Isotonic and Isometric Contraction:

The force produced by a whole muscle when it contracts is termed muscle tension and the force exerted on a muscle by a weight is called the load.

For example, when we pick up a book, the book is the load and the force produced by the muscles in our arm is the tension. Thus load and tension are opposing forces. When the tension remains the same whereas the change occurs in the length of the muscle fibres, it is called isotonic (same tension) contraction.

The muscle shortens during this type of contraction. Example of isotonic contraction is the simple bending of arm. When the length of muscle fibres remains the same and the tension is increased, it is termed as isometric (same length) contraction. The muscle does not shorten during this type of contraction. Example of isometric contrac­tion is pulling any heavy object.

Differences between Isotonic Contraction and Isometric Contraction

i. Summation:

If a second stimulus is given before complete relaxation of muscle’s response to the firs stimulus, the force produced by the second contraction will be stronger than the first; similarly, the third will be stronger than the second. This phenomenon is called summation.

ii. Rigor mortis:

The rigidity of muscles that occurs after death is called rigor mortis. Cellular metabolism comes to halt. Rigor mortis disappears some fifteen to twenty five hours after death as proteins are degraded.

iii. Energy:

Muscle fibres contain two organic phosphates, namely adenosine triphosphate (ATP) and phosphocreatine. They store energy in the muscles.

Like other cells of the body, muscle cells synthsize ATP as follows:

ADP + P + E (energy) →ATP

Whenever required ATP gives energy

Creatine is produced in the liver. In a resting muscle some of the ATP produced reacts with creatine to form phosphocreatine and ADP. When a muscle is active some of the energy from phosphocreatine is transferred back to ATP where the energy can be used to power contraction.

Muscle Fatigue:

The reduction in the force of contraction of a muscle after prolonged stimulation is called muscle fatigue.

Cause:

A muscle is able to contract for a short time in the absence of oxygen. But it gets fatigued sooner because in the absence of oxygen, the metabolic products of glycolysis mainly lactic acid accumulate.

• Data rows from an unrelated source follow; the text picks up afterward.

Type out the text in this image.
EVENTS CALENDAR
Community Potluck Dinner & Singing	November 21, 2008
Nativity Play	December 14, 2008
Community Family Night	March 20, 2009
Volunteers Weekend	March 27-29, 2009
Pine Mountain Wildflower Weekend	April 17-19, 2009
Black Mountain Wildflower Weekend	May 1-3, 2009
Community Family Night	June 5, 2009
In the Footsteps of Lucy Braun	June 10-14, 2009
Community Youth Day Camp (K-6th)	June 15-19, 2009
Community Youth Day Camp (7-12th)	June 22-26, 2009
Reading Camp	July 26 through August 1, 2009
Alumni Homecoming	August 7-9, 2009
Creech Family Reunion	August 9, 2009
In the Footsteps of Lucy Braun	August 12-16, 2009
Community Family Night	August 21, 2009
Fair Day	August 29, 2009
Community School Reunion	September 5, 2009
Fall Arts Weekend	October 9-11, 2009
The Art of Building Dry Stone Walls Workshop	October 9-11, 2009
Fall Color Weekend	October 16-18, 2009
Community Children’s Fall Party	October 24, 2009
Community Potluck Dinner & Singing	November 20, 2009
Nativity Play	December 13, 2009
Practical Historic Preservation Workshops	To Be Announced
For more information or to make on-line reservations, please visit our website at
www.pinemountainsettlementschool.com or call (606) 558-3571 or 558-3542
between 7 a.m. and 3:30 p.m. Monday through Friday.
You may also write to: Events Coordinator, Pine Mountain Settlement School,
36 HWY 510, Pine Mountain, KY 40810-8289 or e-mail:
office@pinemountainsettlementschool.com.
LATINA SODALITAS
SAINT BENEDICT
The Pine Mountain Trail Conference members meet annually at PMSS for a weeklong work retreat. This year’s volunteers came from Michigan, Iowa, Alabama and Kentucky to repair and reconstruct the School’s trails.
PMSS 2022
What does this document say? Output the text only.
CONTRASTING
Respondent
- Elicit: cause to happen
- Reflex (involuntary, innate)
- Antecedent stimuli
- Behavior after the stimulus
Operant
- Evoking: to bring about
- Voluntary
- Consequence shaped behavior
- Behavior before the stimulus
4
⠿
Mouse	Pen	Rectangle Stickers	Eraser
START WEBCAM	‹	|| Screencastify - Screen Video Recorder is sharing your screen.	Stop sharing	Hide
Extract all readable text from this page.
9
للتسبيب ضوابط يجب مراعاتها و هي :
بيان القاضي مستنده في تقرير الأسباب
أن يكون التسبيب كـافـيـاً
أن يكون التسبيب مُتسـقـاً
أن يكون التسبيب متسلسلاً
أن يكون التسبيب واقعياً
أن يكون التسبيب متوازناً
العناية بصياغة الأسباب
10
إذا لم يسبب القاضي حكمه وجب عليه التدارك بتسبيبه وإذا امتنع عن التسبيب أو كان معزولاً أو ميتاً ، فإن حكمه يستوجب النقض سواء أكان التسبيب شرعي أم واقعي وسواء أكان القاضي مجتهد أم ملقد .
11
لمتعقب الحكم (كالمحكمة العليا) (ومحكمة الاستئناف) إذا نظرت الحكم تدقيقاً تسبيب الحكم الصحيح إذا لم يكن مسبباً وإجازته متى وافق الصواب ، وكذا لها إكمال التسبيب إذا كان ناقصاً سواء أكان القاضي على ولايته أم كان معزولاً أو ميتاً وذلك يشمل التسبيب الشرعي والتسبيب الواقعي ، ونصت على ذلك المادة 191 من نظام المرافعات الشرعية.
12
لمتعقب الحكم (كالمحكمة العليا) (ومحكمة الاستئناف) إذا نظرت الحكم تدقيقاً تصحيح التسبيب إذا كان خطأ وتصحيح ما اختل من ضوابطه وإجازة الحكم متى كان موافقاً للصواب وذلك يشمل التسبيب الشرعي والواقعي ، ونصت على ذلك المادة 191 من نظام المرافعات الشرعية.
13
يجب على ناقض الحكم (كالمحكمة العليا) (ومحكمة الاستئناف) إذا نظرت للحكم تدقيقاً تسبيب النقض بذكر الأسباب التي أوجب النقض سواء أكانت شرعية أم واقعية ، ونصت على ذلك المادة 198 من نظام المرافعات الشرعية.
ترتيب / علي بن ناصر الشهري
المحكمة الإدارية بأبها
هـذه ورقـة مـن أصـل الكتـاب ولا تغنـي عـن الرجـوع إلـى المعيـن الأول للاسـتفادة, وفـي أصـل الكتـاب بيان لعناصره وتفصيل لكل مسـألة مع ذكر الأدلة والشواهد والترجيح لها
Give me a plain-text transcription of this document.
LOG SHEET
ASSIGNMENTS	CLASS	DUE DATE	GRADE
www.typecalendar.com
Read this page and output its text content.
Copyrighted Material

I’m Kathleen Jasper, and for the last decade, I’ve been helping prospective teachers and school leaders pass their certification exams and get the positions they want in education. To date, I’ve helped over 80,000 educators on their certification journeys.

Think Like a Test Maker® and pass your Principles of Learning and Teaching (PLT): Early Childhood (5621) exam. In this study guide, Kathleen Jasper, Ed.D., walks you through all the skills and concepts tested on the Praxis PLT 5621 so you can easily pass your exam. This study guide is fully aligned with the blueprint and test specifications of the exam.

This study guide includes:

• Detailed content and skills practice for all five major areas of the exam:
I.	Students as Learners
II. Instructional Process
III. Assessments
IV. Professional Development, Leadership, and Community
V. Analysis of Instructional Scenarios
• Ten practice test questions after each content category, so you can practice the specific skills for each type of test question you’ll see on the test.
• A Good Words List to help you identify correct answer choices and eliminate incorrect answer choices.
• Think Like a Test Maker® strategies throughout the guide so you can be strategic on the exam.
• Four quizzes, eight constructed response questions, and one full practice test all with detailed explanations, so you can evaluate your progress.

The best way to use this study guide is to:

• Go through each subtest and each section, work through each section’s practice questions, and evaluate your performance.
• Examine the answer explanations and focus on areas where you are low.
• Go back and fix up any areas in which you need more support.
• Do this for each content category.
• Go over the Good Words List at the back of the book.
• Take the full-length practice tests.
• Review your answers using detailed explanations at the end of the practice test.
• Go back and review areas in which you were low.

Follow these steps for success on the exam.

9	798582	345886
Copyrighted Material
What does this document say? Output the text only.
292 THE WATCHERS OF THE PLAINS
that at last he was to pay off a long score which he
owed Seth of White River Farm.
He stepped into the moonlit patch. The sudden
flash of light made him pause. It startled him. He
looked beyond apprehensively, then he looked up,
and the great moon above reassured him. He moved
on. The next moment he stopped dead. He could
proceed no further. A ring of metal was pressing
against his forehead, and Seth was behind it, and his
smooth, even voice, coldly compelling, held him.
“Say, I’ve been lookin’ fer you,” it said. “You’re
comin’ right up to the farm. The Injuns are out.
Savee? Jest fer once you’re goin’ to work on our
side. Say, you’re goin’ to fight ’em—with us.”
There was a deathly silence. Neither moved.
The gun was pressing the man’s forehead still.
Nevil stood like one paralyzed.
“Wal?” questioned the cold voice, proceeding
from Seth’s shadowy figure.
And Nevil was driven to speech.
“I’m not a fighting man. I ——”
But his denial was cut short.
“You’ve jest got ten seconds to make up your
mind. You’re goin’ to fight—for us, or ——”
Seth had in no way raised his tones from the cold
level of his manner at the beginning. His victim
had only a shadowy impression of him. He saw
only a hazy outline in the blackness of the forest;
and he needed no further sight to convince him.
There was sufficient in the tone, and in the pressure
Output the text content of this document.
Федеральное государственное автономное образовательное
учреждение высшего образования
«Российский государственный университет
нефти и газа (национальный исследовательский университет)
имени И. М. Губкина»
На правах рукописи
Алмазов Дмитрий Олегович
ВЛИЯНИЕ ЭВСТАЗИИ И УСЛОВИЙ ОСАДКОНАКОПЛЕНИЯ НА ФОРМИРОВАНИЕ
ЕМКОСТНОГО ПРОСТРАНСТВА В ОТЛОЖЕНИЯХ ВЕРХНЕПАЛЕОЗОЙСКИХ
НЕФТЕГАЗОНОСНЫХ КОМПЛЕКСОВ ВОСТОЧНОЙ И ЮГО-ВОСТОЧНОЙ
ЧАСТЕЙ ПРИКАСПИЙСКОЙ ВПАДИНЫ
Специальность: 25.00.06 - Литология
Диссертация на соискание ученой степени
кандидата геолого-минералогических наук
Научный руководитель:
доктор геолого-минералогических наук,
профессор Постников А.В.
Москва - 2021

The accumulation of lactic acid leads to muscle fatigue. Pain is experienced in the fatigued muscle. The site of fatigue is the junction between nerve and muscle. A muscle gets fatigued sooner after a strenuous exercise than after a mild exercise.

Remedy:

Fatigued muscle needs extra oxygen to dispose off excess lactic acid. After a strenuous exercise, faster breathing should be continued for some time to supply extra oxygen for oxidizing excess lactic acid. This results in the disappearance of fatigue.

a. Hypertrophy:

Increase in the size of muscle cells is called hypertrophy.

b. Atrophy:

Reduction in the size of individual muscle cells is called atrophy.

Red and White Muscle Fibres:

Birds and mammals have in their skeletal muscles two kinds of striated muscle fibres, red or slow muscle fibres and white or fast muscle fibres.